Presumably, to address Sunshine's real concern, you can be selective in what you import?
Our partner delivers a DDL with only the tables used by our application. (we don't need the table for the Russian tax on alcohol, and others like that :))
Creating a model of their SQL database is probably not against the rules (I suppose)
The ERX is created with standard tool provided by MS Dynamics for the exact purpose of getting a model of the tables and the relations (in Erwin)
Can't see how using that info to create a model in EA could violate any rules.

Geert

Eve

  • EA Administrator
  • EA Guru
  • *****
  • Posts: 8110
  • Karma: +119/-20
    • View Profile
Re: MS Dynamics Reverse Engineering
« Reply #5 on: April 13, 2021, 10:14:41 am »
Ah - there's a difference though (isn't there?) between the (correctly observed) illegal reverse engineering of core product, and the reverse engineering of your own IP that has been implemented on that core product.
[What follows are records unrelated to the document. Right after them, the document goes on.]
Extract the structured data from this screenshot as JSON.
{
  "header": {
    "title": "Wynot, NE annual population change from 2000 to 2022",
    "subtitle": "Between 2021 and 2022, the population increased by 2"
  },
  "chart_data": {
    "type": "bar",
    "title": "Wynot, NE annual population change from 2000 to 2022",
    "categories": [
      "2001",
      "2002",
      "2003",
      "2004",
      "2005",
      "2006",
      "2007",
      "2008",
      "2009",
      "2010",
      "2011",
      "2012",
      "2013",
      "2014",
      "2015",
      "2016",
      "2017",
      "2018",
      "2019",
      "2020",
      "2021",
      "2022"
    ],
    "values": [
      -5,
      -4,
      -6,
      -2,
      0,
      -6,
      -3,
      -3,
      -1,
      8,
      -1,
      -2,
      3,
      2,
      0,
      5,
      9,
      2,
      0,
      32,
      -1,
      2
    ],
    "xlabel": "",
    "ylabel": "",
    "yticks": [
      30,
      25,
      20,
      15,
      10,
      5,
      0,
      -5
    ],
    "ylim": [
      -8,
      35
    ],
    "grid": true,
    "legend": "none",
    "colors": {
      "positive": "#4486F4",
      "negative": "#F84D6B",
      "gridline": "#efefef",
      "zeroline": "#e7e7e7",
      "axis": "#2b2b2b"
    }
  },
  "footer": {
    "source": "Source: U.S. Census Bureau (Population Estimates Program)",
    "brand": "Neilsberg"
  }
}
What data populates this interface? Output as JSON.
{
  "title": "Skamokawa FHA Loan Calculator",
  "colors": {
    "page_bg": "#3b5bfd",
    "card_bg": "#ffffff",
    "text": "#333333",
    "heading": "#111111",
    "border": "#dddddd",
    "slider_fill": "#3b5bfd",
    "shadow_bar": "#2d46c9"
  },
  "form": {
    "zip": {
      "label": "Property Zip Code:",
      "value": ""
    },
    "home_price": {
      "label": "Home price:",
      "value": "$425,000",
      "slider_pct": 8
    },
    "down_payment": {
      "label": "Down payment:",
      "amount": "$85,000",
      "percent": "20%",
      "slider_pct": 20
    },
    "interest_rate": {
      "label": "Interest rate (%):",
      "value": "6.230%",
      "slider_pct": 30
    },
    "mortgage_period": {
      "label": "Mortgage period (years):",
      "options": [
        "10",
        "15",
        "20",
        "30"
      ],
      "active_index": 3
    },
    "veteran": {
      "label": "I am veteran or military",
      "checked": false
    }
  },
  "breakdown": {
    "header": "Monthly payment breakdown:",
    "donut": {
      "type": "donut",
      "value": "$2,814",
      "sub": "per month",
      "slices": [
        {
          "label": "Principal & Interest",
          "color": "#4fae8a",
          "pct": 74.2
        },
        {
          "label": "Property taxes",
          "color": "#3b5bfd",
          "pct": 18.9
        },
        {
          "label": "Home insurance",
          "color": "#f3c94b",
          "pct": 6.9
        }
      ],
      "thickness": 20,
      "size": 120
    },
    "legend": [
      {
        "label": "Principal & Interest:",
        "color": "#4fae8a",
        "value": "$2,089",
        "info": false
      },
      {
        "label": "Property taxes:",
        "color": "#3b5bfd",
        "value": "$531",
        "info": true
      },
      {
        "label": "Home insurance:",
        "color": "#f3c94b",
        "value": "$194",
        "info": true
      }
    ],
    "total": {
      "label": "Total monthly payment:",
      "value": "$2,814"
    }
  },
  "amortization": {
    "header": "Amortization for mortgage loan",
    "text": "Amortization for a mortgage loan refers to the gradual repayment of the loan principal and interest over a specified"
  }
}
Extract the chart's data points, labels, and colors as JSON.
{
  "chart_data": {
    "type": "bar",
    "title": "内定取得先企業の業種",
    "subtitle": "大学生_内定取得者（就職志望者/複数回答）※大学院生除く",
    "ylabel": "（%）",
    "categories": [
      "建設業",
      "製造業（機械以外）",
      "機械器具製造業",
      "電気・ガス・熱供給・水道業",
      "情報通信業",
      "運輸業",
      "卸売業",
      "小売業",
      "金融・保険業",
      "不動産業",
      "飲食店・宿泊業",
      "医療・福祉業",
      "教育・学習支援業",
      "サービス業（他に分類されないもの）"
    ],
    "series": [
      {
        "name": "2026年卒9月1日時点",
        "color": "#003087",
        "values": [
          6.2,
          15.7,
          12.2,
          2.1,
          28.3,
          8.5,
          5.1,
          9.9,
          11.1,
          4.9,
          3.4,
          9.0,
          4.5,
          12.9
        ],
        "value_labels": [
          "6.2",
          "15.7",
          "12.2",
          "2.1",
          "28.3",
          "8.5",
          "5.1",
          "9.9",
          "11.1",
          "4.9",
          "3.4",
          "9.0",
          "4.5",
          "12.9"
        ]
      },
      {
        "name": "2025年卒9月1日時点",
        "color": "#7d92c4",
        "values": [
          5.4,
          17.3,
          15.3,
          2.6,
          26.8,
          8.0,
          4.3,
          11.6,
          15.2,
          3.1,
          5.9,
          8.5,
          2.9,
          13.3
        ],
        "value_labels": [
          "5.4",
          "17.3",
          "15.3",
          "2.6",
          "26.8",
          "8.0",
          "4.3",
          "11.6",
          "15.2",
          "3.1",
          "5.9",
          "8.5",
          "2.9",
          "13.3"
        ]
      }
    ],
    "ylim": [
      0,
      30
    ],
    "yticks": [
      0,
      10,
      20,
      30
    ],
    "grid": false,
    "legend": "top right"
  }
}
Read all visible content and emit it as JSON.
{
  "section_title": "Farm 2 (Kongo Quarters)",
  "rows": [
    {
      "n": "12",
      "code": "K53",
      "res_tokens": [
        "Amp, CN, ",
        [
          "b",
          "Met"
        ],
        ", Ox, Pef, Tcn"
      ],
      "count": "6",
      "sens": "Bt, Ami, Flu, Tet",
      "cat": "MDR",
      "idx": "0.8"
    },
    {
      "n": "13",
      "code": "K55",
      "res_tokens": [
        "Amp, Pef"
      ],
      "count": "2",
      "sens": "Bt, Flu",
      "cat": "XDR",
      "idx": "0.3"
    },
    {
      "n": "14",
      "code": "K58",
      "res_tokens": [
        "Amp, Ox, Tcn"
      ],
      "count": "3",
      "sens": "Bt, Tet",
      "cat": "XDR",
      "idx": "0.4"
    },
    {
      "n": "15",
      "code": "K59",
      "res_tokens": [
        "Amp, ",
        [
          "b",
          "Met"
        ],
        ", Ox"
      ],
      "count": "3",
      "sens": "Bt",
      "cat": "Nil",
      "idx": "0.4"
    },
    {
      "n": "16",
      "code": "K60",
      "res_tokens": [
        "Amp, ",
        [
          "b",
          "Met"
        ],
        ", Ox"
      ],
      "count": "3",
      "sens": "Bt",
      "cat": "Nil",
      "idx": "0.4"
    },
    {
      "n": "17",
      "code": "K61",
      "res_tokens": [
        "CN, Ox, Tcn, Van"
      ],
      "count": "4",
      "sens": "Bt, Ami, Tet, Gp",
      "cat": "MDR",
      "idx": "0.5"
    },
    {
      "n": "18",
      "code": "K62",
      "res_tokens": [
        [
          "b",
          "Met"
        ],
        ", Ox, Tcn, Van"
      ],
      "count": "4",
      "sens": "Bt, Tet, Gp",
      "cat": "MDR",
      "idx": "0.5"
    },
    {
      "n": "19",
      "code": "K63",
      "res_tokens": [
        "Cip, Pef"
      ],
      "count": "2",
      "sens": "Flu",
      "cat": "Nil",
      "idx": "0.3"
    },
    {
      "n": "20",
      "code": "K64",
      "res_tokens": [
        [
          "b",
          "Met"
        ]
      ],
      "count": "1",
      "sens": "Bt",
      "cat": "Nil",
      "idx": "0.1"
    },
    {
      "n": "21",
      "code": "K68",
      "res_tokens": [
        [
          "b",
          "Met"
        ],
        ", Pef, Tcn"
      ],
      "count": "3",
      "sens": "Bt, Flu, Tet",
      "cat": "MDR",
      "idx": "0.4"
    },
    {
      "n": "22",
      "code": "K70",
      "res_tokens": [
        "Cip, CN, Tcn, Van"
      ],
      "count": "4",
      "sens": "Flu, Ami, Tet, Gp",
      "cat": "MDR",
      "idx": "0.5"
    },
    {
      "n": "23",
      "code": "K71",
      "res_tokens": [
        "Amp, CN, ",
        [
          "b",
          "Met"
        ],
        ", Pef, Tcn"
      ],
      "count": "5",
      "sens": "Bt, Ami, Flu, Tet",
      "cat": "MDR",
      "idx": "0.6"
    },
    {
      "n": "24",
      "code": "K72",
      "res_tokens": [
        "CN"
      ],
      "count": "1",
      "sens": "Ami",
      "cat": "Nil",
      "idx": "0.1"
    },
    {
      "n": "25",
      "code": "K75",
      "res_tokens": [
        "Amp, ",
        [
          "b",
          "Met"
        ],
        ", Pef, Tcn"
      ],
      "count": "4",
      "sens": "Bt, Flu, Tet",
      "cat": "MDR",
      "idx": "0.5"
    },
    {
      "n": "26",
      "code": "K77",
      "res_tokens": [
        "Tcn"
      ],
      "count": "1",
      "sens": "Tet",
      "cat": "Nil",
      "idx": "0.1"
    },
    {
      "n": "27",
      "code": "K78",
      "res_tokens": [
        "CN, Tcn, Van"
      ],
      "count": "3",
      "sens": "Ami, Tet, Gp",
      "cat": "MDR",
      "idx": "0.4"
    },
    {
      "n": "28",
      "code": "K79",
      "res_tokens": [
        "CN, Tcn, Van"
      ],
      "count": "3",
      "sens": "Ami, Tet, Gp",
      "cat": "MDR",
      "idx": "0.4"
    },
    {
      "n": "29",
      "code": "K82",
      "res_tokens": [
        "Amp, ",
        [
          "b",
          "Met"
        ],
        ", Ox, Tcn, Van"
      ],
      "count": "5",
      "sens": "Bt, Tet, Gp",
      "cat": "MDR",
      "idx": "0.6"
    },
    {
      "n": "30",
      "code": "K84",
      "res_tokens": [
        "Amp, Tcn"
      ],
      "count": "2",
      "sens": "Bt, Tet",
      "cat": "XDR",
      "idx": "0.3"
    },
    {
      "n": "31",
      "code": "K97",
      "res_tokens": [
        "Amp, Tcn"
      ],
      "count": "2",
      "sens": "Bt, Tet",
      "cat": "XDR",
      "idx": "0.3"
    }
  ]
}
Of course, in trying to get the latter one should avoid getting the former.
Yes, but can you actually extract your IP without some level of reverse engineering of the core product? You are reverse engineering how the core product reads and writes in order to determine the meaning of the contents.

It would appear to be a grey area.

Sunshine

  • EA Practitioner
  • ***
  • Posts: 1353
  • Karma: +121/-10
  • Its the results that count
    • View Profile
Re: MS Dynamics Reverse Engineering
« Reply #6 on: April 14, 2021, 12:00:21 pm »
Quote
Sorry not tried that but does sound crazy idea as I thought a standard clause in most licence agreements is you weren't allowed to reverse engineer the software. So best advice is check the licence agreement on MS Dynamics CRM and if it does have a clause about not reverse engineering the software don't do it.

Ah - there's a difference though (isn't there?) between the (correctly observed) illegal reverse engineering of core product, and the reverse engineering of your own IP that has been implemented on that core product. Of course, in trying to get the latter one should avoid getting the former.

Quote
Thanks Geert

Presumably, to address Sunshine's real concern, you can be selective in what you import?
Now the truth of the matter is coming out with more information.  :)
How is your IP implemented in Dynamics? I recall may years back there was a way to configure Dynamics with custom tables,screens etc. however I believe there is a way to use PowerApps to customise it now.